息遣いは苦しげで、いつも通りに話していても不自然に力が入っている。
無駄だと知りながら、シャルルは薫の腰に手を伸ばし、ゆっくりとさする。痛みは取れない

だろうが、精神が安らぐ。
優しく手を動かしながら、シャルルは自分が取り上げたものを思い出した。
「まだどちらかはわからなかった」
産まれることを拒否されて、闇に葬られた小さな小さな胎児。
存在意義が、あったのだろうか………。
「………そ、残念……」
「名前を、付けてやらないか?」
「え…?」
突然の提案に、薫はいぶかしげに眉を潜める。
それもそうだろう………。
「せめて、ほんの僅かでも君の中で生きていた証に、名前を」
「そんなことして、どうするの」
気のない声。
「巽の墓に一緒に名を刻み、共に葬ってやろう」
何も出来なかった代わりに。たったそれだけのことでも、何もないよりはいい。
きゅっと、薫は目を閉じた。こことを落ち着けるように何度か息を飲む。
「…ありがとう………」
彼女は笑った。
頬は引きつって、瞳は潤んでいたけれど、それはその時に彼女が浮かべられる精一杯の笑顔だった。





あの時、どうしてあんなにも泣いていたのだろう。
哀しかったし、新しい生命が可哀想だとも思った。

でも、本当は………。

こども一人産めない自分が憐れで、そして悔しかった。
心臓が悪いことを悲しいと思ったことはない。
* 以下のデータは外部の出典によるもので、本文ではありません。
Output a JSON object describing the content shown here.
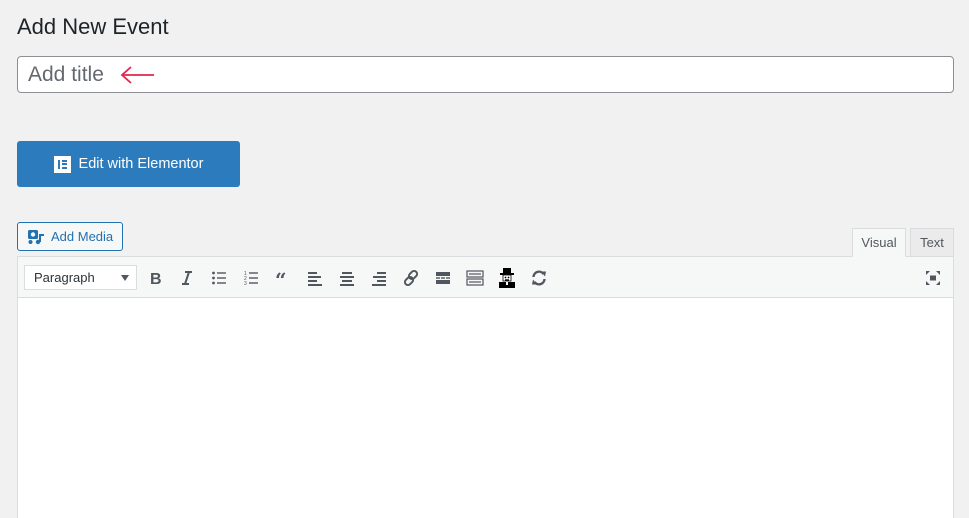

人並みの生活が出来ないことも不便だったが、それ程嘆くことでもなかった。

それ自体は。



でも、今でも思うことがある。

もしこの身体が、人並みのものであったなら、兄は私の傍にいただろうか。

どんな形でもいい。犯罪など犯さずに、生きて、いただろうか。


そんなことを考える時、この身体を悔しく思った。

そして今度も。
彼の、たった一つの形見を。思いの寄らぬ形でもらった、神からの贈り物さえ。
諦めねばならない自分を、悔しく、歯痒く思った。






思いの分だけ、泣いていた………。